Nach dem Einblick in die laufende Fortbildungsveranstaltung und einer Führung durch die Räumlichkeiten der Tagungsstätte erörterte Ministerialdirektor Prof. Dr. Arloth gemeinsam mit  Akademiedirektor Dr. Tratz und der Verwaltungsleiterin der Tagungsstätte Trier Andrea Meyer zukünftige Herausforderungen für die inhaltliche Ausgestaltung und die Organisation der Fortbildung der Richterinnen und Richter sowie der Staatsanwältinnen und Staatsanwälte. Im Rahmen des Gesprächs stellte Direktor Dr. Tratz auch das neue Jahresprogramm der Deutschen Richterakademie für das Jahr 2018 vor. So würden insgesamt 145 Veranstaltungen zu den verschiedensten Themengebieten angeboten. Gleichzeitig werde aber auch das Dachgeschoss des Schlossgebäudes der Tagungsstätte Wustrau saniert und für die Fortbildung baulich ertüchtigt. So könnten durch die Baumaßnahmen der erhöhte Bedarf an Räumen für interaktive Seminare und die Arbeit in Workshops abgedeckt werden. Man habe das Ziel, auch mit dem Jahresprogramm 2018 eine Auslastung von über 90 % zu erreichen, so Direktor Dr. Tratz.


Berlins Justizsenator Dr. Dirk Behrendt bei der Deutschen Richterakademie in Wustrau

Zu einem „Kamingespräch“ mit den Teilnehmerinnen und Teilnehmern der Tagung „Aufgaben der Beteiligungsgremien im richterlichen und staatsanwaltschaftlichen Bereich“ besuchte der Berliner Senator für Justiz, Verbraucherschutz und Antidiskriminierung Dr. Dirk Behrendt am 07. September 2017 die Tagungsstätte Wustrau der Deutschen Richterakademie. Senator Dr. Behrendt wurde durch den Direktor der Deutschen Richterakademie Dr. Stefan Tratz sehr herzlich im Zieten-Schloss  willkommen geheißen. Durch seine Anwesenheit und die aktive Mitwirkung bei einer Tagung unterstreiche der Senator deutlich seine Unterstützung für die richterliche und staatsanwaltschaftliche Fortbildung bei der Deutschen Richterakademie.

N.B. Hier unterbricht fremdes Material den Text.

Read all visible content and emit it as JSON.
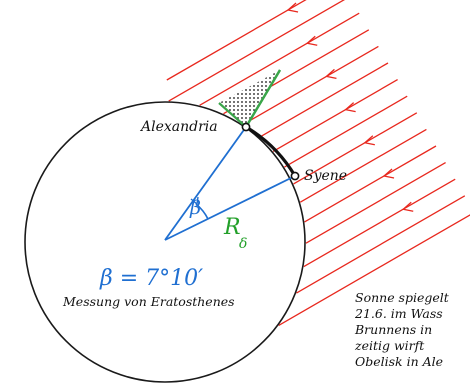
{
  "labels": {
    "alexandria": "Alexandria",
    "syene": "Syene",
    "beta": "β",
    "radius_main": "R",
    "radius_sub": "δ",
    "formula": "β = 7°10′",
    "caption": "Messung von Eratosthenes"
  },
  "note_lines": [
    "Sonne spiegelt",
    "21.6. im Wass",
    "Brunnens in",
    "zeitig wirft",
    "Obelisk in Ale"
  ],
  "colors": {
    "rays": "#e8281e",
    "earth_outline": "#1a1a1a",
    "radius_lines": "#1f6fd1",
    "radius_label": "#23a02a",
    "shadow_fill": "#3aa64a",
    "text": "#111111"
  }
}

Das Gespräch mit Senator Dr. Behrendt sei ein besonderer Höhepunkt für die Teilnehmerinnen und Teilnehmer der beiden aktuell laufenden Tagungen, so Direktor Dr. Tratz. Im Rahmen des „Kamingesprächs“ erörterte Senator Dr. Behrendt, der früher ebenfalls als Richter am Landgericht und am Verwaltungsgericht gearbeitet hatte, mit den anwesenden Richterinnen und Richtern sowie Staatsanwältinnen und Staatsanwälten die verschiedenen Vorschläge und Ideen zur Selbstverwaltung der Justiz. Es entwickelte sich eine rege Diskussion zu den verschiedenen Sichtweisen und Aspekten einer justiziellen Selbstverwaltung. Die Tagungsteilnehmerinnen und Tagungsteilnehmer aus allen 16 Bundesländern dankten Senator Dr. Behrendt am Ende des Abends für das interessante Gespräch und die vielen neu gewonnenen Einblicke mit Applaus.



Abgerundet wurde der Besuch von Senator Dr. Behrendt mit einer kurzen Führung durch die Räumlichkeiten und die Außenanlagen des Zieten-Schlosses sowie ein gemeinsames Abendessen im festlich geschmückten Gartenpavillon.

In der vom Gemeinsamen Juristischen Prüfungsamt der Länder Berlin und Brandenburg (GJPA)  ausgerichteten Tagung wurden unter Leitung des Vorsitzenden Richters am Verwaltungsgericht Christian Oestmann unter anderem Fragen der richterlichen Unabhängigkeit, der Mitbestimmung und der elektronischen Aktenführung thematisiert. Im Rahmen der Tagung hatten die Teilnehmerinnen und Teilnehmer außerdem die Möglichkeit, mit den Kolleginnen und Kollegen aus anderen Bundesländern Erfahrungen und Informationen auszutauschen.